By Art Beitchman, DOCBLOG

Rory McIlroy won the British Open championship last Sunday afternoon at Royal Liverpool, going wire to wire and winning his third major championship, the Claret Jug and a check for $1.7 million — possibly the biggest payout to any golfer in history.

Rory’s dad Gerry won $342,000 on Sunday evening, and didn’t swing a golf club once. He and a few friends made a shrewd bet 10 years ago that his then 15-year-old son would win the British Open before turning 26. It’s a great story about a father’s confidence in his young son’s abilities.
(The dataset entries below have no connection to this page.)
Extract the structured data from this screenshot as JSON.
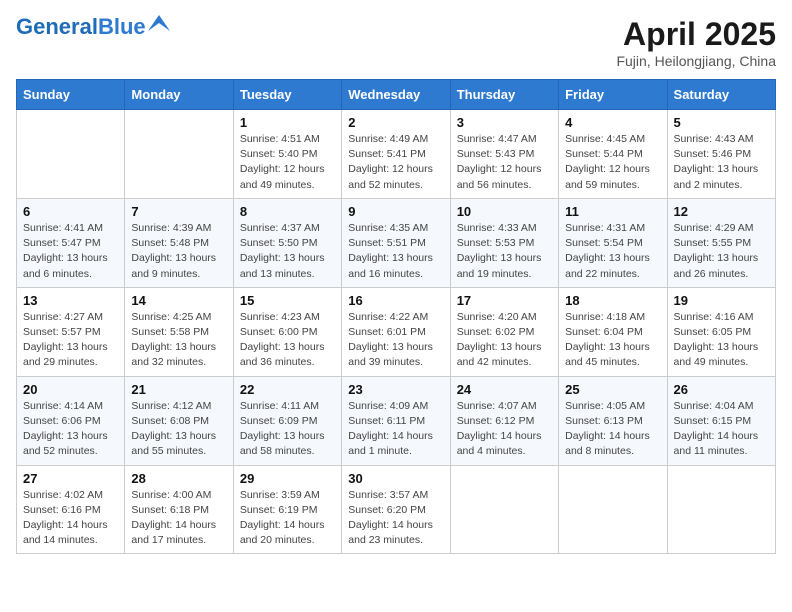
{
  "header": {
    "logo_general": "General",
    "logo_blue": "Blue",
    "month_title": "April 2025",
    "subtitle": "Fujin, Heilongjiang, China"
  },
  "days_of_week": [
    "Sunday",
    "Monday",
    "Tuesday",
    "Wednesday",
    "Thursday",
    "Friday",
    "Saturday"
  ],
  "weeks": [
    [
      {
        "day": "",
        "detail": ""
      },
      {
        "day": "",
        "detail": ""
      },
      {
        "day": "1",
        "detail": "Sunrise: 4:51 AM\nSunset: 5:40 PM\nDaylight: 12 hours and 49 minutes."
      },
      {
        "day": "2",
        "detail": "Sunrise: 4:49 AM\nSunset: 5:41 PM\nDaylight: 12 hours and 52 minutes."
      },
      {
        "day": "3",
        "detail": "Sunrise: 4:47 AM\nSunset: 5:43 PM\nDaylight: 12 hours and 56 minutes."
      },
      {
        "day": "4",
        "detail": "Sunrise: 4:45 AM\nSunset: 5:44 PM\nDaylight: 12 hours and 59 minutes."
      },
      {
        "day": "5",
        "detail": "Sunrise: 4:43 AM\nSunset: 5:46 PM\nDaylight: 13 hours and 2 minutes."
      }
    ],
    [
      {
        "day": "6",
        "detail": "Sunrise: 4:41 AM\nSunset: 5:47 PM\nDaylight: 13 hours and 6 minutes."
      },
      {
        "day": "7",
        "detail": "Sunrise: 4:39 AM\nSunset: 5:48 PM\nDaylight: 13 hours and 9 minutes."
      },
      {
        "day": "8",
        "detail": "Sunrise: 4:37 AM\nSunset: 5:50 PM\nDaylight: 13 hours and 13 minutes."
      },
      {
        "day": "9",
        "detail": "Sunrise: 4:35 AM\nSunset: 5:51 PM\nDaylight: 13 hours and 16 minutes."
      },
      {
        "day": "10",
        "detail": "Sunrise: 4:33 AM\nSunset: 5:53 PM\nDaylight: 13 hours and 19 minutes."
      },
      {
        "day": "11",
        "detail": "Sunrise: 4:31 AM\nSunset: 5:54 PM\nDaylight: 13 hours and 22 minutes."
      },
      {
        "day": "12",
        "detail": "Sunrise: 4:29 AM\nSunset: 5:55 PM\nDaylight: 13 hours and 26 minutes."
      }
    ],
    [
      {
        "day": "13",
        "detail": "Sunrise: 4:27 AM\nSunset: 5:57 PM\nDaylight: 13 hours and 29 minutes."
      },
      {
        "day": "14",
        "detail": "Sunrise: 4:25 AM\nSunset: 5:58 PM\nDaylight: 13 hours and 32 minutes."
      },
      {
        "day": "15",
        "detail": "Sunrise: 4:23 AM\nSunset: 6:00 PM\nDaylight: 13 hours and 36 minutes."
      },
      {
        "day": "16",
        "detail": "Sunrise: 4:22 AM\nSunset: 6:01 PM\nDaylight: 13 hours and 39 minutes."
      },
      {
        "day": "17",
        "detail": "Sunrise: 4:20 AM\nSunset: 6:02 PM\nDaylight: 13 hours and 42 minutes."
      },
      {
        "day": "18",
        "detail": "Sunrise: 4:18 AM\nSunset: 6:04 PM\nDaylight: 13 hours and 45 minutes."
      },
      {
        "day": "19",
        "detail": "Sunrise: 4:16 AM\nSunset: 6:05 PM\nDaylight: 13 hours and 49 minutes."
      }
    ],
    [
      {
        "day": "20",
        "detail": "Sunrise: 4:14 AM\nSunset: 6:06 PM\nDaylight: 13 hours and 52 minutes."
      },
      {
        "day": "21",
        "detail": "Sunrise: 4:12 AM\nSunset: 6:08 PM\nDaylight: 13 hours and 55 minutes."
      },
      {
        "day": "22",
        "detail": "Sunrise: 4:11 AM\nSunset: 6:09 PM\nDaylight: 13 hours and 58 minutes."
      },
      {
        "day": "23",
        "detail": "Sunrise: 4:09 AM\nSunset: 6:11 PM\nDaylight: 14 hours and 1 minute."
      },
      {
        "day": "24",
        "detail": "Sunrise: 4:07 AM\nSunset: 6:12 PM\nDaylight: 14 hours and 4 minutes."
      },
      {
        "day": "25",
        "detail": "Sunrise: 4:05 AM\nSunset: 6:13 PM\nDaylight: 14 hours and 8 minutes."
      },
      {
        "day": "26",
        "detail": "Sunrise: 4:04 AM\nSunset: 6:15 PM\nDaylight: 14 hours and 11 minutes."
      }
    ],
    [
      {
        "day": "27",
        "detail": "Sunrise: 4:02 AM\nSunset: 6:16 PM\nDaylight: 14 hours and 14 minutes."
      },
      {
        "day": "28",
        "detail": "Sunrise: 4:00 AM\nSunset: 6:18 PM\nDaylight: 14 hours and 17 minutes."
      },
      {
        "day": "29",
        "detail": "Sunrise: 3:59 AM\nSunset: 6:19 PM\nDaylight: 14 hours and 20 minutes."
      },
      {
        "day": "30",
        "detail": "Sunrise: 3:57 AM\nSunset: 6:20 PM\nDaylight: 14 hours and 23 minutes."
      },
      {
        "day": "",
        "detail": ""
      },
      {
        "day": "",
        "detail": ""
      },
      {
        "day": "",
        "detail": ""
      }
    ]
  ]
}
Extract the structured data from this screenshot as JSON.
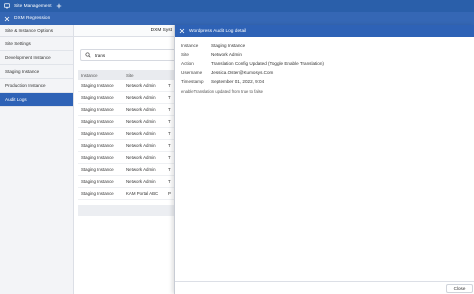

But that bet would be illegal in the United States. Why?

Because sports betting is against the law in this country, except in the state of Nevada, where approximately $4 billion is wagered at casino sports books, mostly in Reno and Las Vegas (photo above.) That compares to the estimated $400 billion sports betting industry — a paltry one percent.

With football season approaching, the unanswered question arises again: Why is sports gambling still illegal? It goes on anyway, and if you want to make a bet there are plenty of bookmakers who will take your action. So why not cash in on this gigantic cash cow? Recently the U. S. Supreme Court refused to even hear New Jersey’s appeal on a lower court’s rejection of sports betting in the desperate Atlantic City economy. Legal sports betting would breathe some life into that city. Maybe not enough to save it, but certainly enough to energize it and create some action where now there is none.

Football is huge business, both the NFL and the NCAA, and the state of Delaware has parlay gambling at Delaware Park, so you can gamble there just as long as they can stack the odds against you. What a sham.

There are plenty of off-shore gambling sites here, lotteries every day of the week, and that’s that’s perfectly legal. Horse racing is run around the clock and promoted as a way of life.

Americans like to gamble on football, but if you wanted to put a half a yard on the Eagles -11 versus the Jaguars on September 7 at the Linc, you would have to go to Vegas to do it legally.

As former Eagles running back Ricky Watters famously asked, “For who, for what”?